- Interactive map of Rajparian Wildlife Sanctuary
- Location: Daksum, Forest Block, Anantnag district, Jammu and Kashmir, India
- Nearest city: Anantnag city
- Coordinates: 33°39′30″N 75°28′20″E﻿ / ﻿33.65833°N 75.47222°E
- Area: 20 km^{2} (7.7 sq mi)
- Established: 1981

= Rajparian Wildlife Sanctuary =

Rajparian Wildlife Sanctuary is a protected area located in Daksum, Forest Block, near Anantnag city in Anantnag district of Jammu and Kashmir, India. It lies 42 km from Anantnag city, the district headquarter, 85 km south of Srinagar. It spreads over an area of 20 km2. This area was protected as a game reserve for hangul during the Maharaja's period, prior to 1948. In 1981, it was upgraded to the Rajparian Wildlife Sanctuary.

==Flora and fauna==
The vegetation types present in the Rajparian Wildlife Sanctuary include dense coniferous forests and sub-alpine pastures. In dense coniferous forests, kail pine, spruce, fir, birch, deodar and juniper trees are predominant.

The Rajparian Wildlife Sanctuary is abode to many species of animals including the Himalayan black bear, hangul, and musk deer.
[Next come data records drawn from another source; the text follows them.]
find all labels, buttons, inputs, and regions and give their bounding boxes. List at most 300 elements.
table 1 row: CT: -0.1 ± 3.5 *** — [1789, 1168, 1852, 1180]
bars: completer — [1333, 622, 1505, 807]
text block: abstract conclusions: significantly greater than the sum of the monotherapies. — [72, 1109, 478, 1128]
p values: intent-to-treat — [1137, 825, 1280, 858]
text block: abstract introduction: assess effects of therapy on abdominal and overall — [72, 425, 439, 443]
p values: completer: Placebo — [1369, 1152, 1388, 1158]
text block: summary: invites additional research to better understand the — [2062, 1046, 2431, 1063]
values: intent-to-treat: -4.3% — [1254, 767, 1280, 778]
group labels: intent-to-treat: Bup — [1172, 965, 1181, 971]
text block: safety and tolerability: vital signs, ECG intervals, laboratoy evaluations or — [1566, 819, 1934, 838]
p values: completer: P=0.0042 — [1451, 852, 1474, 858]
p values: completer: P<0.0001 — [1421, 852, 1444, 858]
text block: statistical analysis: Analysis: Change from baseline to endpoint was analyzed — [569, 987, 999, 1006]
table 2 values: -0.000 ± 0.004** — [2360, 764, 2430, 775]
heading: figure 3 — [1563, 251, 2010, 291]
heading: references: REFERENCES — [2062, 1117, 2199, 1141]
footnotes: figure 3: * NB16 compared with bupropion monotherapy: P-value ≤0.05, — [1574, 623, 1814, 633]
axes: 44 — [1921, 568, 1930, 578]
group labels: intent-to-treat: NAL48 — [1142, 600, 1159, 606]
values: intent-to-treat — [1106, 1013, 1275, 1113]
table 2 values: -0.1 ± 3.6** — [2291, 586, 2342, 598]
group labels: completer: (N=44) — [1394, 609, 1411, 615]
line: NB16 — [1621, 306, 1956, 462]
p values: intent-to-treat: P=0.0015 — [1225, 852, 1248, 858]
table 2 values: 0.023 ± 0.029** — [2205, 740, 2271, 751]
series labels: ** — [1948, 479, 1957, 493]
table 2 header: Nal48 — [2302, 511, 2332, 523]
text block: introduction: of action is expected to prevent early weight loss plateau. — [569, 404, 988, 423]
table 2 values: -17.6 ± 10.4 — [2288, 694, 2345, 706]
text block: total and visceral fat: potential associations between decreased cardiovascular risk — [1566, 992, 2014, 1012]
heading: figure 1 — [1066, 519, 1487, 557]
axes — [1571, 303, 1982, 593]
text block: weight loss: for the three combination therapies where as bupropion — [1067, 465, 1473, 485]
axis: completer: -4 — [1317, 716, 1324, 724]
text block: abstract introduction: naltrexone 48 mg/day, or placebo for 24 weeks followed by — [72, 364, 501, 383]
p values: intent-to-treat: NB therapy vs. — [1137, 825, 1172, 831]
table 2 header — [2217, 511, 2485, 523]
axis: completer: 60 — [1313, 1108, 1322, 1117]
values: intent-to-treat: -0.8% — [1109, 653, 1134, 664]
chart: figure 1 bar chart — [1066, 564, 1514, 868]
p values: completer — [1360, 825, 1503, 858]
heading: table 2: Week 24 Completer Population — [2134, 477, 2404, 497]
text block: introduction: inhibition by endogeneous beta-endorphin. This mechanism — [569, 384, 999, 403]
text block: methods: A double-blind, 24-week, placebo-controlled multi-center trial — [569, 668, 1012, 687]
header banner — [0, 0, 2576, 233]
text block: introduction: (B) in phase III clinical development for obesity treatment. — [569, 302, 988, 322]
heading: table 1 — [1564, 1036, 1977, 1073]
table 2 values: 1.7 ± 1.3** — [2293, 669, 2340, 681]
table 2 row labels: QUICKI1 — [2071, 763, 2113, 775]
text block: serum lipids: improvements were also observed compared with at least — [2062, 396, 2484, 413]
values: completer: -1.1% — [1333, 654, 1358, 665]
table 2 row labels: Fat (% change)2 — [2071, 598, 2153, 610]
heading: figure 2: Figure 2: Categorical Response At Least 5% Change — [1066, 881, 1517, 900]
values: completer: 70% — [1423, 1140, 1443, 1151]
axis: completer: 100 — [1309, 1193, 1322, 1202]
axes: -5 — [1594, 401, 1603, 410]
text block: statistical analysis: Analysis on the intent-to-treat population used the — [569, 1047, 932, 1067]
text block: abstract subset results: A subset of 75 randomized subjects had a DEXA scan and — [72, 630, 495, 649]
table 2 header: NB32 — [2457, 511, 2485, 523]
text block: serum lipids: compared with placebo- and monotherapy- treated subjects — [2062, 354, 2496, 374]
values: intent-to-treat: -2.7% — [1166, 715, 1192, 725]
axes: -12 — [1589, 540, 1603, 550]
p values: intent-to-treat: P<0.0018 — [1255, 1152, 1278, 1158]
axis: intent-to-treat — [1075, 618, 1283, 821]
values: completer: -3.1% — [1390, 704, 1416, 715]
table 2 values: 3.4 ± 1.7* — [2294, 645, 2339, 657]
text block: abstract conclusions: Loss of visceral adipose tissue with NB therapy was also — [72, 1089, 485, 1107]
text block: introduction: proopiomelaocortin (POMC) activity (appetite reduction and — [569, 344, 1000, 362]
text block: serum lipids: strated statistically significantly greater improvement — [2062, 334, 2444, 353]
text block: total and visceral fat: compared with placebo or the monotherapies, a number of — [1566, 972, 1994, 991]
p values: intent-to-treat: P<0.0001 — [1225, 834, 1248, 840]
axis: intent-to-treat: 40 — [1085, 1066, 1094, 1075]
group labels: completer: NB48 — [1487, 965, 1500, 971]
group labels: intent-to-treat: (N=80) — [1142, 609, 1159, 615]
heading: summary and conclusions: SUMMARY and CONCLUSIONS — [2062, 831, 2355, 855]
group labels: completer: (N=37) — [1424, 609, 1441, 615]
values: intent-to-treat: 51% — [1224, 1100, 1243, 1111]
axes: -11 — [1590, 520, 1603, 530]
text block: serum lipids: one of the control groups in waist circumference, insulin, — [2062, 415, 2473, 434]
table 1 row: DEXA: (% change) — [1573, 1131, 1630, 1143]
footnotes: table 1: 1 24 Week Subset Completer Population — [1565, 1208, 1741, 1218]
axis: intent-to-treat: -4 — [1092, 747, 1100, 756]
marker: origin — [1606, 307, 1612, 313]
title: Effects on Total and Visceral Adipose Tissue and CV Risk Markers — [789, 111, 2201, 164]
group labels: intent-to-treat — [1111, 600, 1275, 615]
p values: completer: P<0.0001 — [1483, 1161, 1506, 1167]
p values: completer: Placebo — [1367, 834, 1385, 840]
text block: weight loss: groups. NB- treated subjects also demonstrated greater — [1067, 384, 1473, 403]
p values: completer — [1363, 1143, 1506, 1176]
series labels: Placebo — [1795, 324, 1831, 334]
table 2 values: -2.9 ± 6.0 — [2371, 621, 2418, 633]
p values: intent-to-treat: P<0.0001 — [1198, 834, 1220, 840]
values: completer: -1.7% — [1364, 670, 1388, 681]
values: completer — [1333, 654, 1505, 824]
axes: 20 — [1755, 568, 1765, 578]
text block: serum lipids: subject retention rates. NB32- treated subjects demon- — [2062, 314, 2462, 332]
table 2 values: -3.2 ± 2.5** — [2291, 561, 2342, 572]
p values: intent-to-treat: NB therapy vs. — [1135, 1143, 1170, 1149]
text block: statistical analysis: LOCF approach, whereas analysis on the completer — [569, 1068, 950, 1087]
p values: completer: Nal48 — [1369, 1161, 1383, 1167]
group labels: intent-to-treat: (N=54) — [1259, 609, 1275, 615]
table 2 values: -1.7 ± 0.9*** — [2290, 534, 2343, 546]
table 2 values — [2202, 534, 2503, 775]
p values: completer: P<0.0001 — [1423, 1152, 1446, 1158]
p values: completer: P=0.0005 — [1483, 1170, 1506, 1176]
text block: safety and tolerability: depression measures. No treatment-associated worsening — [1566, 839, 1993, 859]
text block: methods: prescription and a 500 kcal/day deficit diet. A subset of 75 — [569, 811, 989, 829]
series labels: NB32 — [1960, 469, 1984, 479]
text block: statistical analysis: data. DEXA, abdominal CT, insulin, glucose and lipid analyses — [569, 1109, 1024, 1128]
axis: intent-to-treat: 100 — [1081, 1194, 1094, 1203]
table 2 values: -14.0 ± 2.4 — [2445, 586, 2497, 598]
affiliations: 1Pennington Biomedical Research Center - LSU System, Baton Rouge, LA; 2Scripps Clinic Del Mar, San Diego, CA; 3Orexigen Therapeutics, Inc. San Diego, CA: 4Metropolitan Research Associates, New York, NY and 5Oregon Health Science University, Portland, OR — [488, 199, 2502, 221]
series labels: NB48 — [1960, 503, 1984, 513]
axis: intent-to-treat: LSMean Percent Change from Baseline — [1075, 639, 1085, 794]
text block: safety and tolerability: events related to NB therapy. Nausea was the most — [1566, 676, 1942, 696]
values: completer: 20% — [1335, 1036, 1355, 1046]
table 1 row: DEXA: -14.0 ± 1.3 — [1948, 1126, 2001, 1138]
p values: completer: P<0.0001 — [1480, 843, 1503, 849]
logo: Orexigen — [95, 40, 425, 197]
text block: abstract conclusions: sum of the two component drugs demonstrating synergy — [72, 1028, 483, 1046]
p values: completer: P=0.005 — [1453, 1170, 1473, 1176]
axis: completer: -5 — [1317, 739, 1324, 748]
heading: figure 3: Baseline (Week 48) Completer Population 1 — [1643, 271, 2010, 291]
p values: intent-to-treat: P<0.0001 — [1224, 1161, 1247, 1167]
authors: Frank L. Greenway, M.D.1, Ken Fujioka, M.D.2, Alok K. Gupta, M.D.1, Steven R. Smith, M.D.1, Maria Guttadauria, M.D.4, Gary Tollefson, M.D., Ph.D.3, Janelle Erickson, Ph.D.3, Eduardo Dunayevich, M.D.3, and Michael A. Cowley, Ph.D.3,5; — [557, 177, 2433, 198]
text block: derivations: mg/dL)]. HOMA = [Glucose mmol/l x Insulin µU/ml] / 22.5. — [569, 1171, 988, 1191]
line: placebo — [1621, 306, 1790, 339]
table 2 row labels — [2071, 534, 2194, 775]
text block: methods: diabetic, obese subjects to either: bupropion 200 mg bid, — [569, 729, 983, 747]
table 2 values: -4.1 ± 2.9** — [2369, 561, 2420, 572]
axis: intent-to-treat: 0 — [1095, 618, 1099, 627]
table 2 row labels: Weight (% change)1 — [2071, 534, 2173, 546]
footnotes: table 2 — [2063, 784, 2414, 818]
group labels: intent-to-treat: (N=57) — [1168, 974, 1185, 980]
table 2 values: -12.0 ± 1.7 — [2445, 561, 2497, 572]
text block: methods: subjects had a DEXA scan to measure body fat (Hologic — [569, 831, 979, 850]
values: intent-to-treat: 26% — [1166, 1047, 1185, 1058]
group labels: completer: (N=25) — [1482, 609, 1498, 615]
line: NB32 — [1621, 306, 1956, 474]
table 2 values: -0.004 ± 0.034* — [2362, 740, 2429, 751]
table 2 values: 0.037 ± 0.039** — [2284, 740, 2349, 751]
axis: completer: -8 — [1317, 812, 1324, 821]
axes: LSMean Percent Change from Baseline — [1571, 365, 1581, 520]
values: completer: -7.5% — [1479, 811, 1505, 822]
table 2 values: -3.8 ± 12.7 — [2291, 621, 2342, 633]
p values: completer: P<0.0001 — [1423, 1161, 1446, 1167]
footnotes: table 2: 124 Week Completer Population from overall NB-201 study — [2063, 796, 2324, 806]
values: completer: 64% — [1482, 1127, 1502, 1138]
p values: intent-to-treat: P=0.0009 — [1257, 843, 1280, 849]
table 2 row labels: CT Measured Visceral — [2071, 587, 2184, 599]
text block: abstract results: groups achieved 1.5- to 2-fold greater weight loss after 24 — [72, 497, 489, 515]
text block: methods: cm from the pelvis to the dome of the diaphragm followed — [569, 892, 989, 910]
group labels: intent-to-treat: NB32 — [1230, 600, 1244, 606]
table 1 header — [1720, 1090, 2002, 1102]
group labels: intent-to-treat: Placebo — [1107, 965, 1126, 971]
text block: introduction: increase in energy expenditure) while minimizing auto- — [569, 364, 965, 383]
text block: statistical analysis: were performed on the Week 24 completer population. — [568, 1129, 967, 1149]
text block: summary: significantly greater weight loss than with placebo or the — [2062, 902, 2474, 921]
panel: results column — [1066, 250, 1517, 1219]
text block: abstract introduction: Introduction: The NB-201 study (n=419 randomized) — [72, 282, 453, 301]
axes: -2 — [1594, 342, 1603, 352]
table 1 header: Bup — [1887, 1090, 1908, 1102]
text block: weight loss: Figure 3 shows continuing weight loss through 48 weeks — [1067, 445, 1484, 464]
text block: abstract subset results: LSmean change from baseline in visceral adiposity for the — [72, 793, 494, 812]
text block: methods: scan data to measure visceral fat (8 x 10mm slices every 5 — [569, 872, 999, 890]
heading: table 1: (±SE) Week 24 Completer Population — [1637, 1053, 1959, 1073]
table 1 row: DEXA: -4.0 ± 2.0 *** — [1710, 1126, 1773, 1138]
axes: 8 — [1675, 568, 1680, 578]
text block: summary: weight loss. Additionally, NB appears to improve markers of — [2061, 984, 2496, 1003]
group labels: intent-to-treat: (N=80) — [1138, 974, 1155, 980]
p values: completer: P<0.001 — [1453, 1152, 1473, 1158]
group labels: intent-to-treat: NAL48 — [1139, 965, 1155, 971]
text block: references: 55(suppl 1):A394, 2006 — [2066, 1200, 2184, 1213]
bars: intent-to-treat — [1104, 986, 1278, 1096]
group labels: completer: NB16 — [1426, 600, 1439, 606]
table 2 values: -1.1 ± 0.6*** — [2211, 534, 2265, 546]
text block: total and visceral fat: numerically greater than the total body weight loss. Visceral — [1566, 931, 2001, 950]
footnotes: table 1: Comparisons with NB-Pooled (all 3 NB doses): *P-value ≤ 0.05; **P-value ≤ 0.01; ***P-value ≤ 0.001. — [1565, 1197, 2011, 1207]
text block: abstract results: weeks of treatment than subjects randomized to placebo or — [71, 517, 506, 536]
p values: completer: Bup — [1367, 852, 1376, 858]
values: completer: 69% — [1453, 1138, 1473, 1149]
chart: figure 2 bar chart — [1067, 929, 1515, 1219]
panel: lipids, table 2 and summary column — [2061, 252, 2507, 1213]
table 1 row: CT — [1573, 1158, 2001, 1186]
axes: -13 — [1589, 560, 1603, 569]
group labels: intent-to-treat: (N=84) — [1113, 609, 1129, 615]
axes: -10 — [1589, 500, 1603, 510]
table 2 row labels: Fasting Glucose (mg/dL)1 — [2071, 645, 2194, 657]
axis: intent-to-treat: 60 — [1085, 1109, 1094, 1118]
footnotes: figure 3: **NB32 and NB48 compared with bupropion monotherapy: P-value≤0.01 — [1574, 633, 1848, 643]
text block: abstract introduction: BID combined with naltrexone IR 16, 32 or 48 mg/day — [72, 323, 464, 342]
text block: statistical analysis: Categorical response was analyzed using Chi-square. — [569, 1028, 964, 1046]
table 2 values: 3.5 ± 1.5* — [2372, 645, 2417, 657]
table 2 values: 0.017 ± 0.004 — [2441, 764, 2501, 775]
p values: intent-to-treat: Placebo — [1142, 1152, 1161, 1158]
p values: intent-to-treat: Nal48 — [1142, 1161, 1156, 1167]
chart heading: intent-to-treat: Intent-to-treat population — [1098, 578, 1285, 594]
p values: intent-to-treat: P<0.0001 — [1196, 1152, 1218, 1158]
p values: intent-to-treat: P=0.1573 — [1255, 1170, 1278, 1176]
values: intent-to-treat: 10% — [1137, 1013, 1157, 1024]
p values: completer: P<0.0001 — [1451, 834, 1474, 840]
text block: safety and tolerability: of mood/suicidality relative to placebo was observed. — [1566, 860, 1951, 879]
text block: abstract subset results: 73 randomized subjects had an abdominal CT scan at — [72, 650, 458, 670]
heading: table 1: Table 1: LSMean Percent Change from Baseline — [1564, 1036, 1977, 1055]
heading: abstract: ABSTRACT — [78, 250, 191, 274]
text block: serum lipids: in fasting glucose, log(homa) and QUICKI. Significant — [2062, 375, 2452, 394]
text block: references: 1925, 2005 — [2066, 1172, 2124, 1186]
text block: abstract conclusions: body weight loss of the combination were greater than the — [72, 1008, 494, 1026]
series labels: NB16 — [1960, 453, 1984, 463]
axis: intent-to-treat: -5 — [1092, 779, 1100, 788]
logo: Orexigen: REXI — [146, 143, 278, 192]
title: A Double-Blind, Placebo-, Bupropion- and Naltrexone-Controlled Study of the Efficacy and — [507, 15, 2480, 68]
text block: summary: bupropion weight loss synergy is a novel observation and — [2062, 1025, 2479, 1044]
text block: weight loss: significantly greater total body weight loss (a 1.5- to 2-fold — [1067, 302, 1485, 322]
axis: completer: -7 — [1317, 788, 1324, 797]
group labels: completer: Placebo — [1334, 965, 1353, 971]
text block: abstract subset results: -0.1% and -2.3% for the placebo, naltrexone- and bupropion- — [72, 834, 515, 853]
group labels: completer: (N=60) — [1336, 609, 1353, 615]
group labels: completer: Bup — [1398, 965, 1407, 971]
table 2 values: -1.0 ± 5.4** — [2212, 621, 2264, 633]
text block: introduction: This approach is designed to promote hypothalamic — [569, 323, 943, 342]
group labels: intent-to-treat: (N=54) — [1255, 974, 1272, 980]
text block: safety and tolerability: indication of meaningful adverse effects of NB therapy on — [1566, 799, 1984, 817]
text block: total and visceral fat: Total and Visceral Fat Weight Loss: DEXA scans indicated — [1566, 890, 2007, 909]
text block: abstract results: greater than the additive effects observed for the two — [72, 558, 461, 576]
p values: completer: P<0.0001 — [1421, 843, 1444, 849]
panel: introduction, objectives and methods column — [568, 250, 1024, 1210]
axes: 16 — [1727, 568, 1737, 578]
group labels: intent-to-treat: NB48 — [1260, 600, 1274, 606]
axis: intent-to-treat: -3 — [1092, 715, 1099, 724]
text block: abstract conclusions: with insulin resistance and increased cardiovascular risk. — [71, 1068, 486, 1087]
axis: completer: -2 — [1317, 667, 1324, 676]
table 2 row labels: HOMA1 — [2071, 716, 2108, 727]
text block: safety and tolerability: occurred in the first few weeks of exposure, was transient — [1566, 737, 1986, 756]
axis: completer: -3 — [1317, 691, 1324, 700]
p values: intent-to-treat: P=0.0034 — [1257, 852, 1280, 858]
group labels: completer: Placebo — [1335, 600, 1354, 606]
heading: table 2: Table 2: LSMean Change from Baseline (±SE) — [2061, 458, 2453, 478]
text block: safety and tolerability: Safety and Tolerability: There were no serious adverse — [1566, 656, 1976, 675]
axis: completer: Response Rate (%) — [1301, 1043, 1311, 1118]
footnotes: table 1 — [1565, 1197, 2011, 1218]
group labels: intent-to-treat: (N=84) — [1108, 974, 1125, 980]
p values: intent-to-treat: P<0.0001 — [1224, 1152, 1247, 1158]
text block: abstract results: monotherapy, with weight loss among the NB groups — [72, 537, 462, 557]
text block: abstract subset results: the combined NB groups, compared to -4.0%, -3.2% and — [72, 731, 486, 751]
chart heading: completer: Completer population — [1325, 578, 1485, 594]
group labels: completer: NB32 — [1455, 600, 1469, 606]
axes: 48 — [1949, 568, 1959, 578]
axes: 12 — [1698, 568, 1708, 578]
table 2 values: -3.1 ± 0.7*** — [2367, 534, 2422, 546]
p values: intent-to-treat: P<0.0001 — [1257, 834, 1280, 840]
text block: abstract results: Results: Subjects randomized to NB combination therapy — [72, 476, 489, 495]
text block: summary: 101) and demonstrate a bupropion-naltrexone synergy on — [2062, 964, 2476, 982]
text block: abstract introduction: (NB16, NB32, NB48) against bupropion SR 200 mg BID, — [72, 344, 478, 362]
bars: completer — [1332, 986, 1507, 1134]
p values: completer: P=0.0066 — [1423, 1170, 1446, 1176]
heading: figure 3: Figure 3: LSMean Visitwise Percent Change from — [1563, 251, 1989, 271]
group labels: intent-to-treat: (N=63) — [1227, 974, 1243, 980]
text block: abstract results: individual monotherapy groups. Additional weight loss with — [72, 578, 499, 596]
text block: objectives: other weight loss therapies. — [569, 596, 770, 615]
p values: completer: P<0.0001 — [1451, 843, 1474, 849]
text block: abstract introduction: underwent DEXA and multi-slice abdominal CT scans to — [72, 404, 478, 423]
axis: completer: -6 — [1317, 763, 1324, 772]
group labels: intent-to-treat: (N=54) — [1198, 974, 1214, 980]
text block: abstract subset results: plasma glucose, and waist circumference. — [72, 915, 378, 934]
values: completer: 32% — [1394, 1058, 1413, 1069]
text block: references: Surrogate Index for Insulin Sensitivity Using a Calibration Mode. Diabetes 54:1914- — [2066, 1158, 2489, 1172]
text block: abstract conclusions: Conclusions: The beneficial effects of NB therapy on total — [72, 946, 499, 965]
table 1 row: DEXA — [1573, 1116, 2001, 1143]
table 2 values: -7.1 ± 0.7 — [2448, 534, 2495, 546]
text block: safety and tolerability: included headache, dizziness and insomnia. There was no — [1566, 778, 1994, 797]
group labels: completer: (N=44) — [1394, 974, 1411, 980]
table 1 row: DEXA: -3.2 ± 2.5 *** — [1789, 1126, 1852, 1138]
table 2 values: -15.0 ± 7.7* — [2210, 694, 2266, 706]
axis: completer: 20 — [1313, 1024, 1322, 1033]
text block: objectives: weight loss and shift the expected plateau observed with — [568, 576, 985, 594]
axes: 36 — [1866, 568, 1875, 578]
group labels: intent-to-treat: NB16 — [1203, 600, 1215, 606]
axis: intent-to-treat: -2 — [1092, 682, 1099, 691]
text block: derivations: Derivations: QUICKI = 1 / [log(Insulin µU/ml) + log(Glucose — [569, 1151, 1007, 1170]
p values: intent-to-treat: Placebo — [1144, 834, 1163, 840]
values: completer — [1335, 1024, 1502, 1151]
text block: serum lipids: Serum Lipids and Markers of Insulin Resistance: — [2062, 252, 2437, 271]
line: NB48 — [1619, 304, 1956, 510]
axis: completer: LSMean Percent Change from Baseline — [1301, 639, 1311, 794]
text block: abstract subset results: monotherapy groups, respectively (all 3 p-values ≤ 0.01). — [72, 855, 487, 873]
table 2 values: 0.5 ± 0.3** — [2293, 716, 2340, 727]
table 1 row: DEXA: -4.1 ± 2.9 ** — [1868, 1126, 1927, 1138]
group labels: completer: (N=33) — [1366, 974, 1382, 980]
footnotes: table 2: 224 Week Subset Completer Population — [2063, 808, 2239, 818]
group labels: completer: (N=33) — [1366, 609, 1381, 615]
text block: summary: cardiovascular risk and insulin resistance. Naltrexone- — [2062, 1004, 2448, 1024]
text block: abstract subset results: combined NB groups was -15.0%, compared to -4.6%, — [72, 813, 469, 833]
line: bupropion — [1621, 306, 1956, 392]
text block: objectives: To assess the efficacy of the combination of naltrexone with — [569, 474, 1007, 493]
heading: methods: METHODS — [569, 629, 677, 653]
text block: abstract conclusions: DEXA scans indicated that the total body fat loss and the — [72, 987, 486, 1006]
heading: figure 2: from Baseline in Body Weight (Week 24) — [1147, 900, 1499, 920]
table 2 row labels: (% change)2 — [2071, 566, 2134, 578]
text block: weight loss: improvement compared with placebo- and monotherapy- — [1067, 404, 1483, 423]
A number of species of wild birds are also found in the sanctuary.

==Disturbance==
In 1970, the Government of Kashmir constructed a sheep breeding farm on 1300 hectares of prime wintering area of the now critically endangered hangul. This sheep breeding farm is believed to have had an adverse effect on the movement of hangul in this area. Besides, the sanctuary has also been disturbed due to excessive grazing by the livestock of non-local Bakarwals.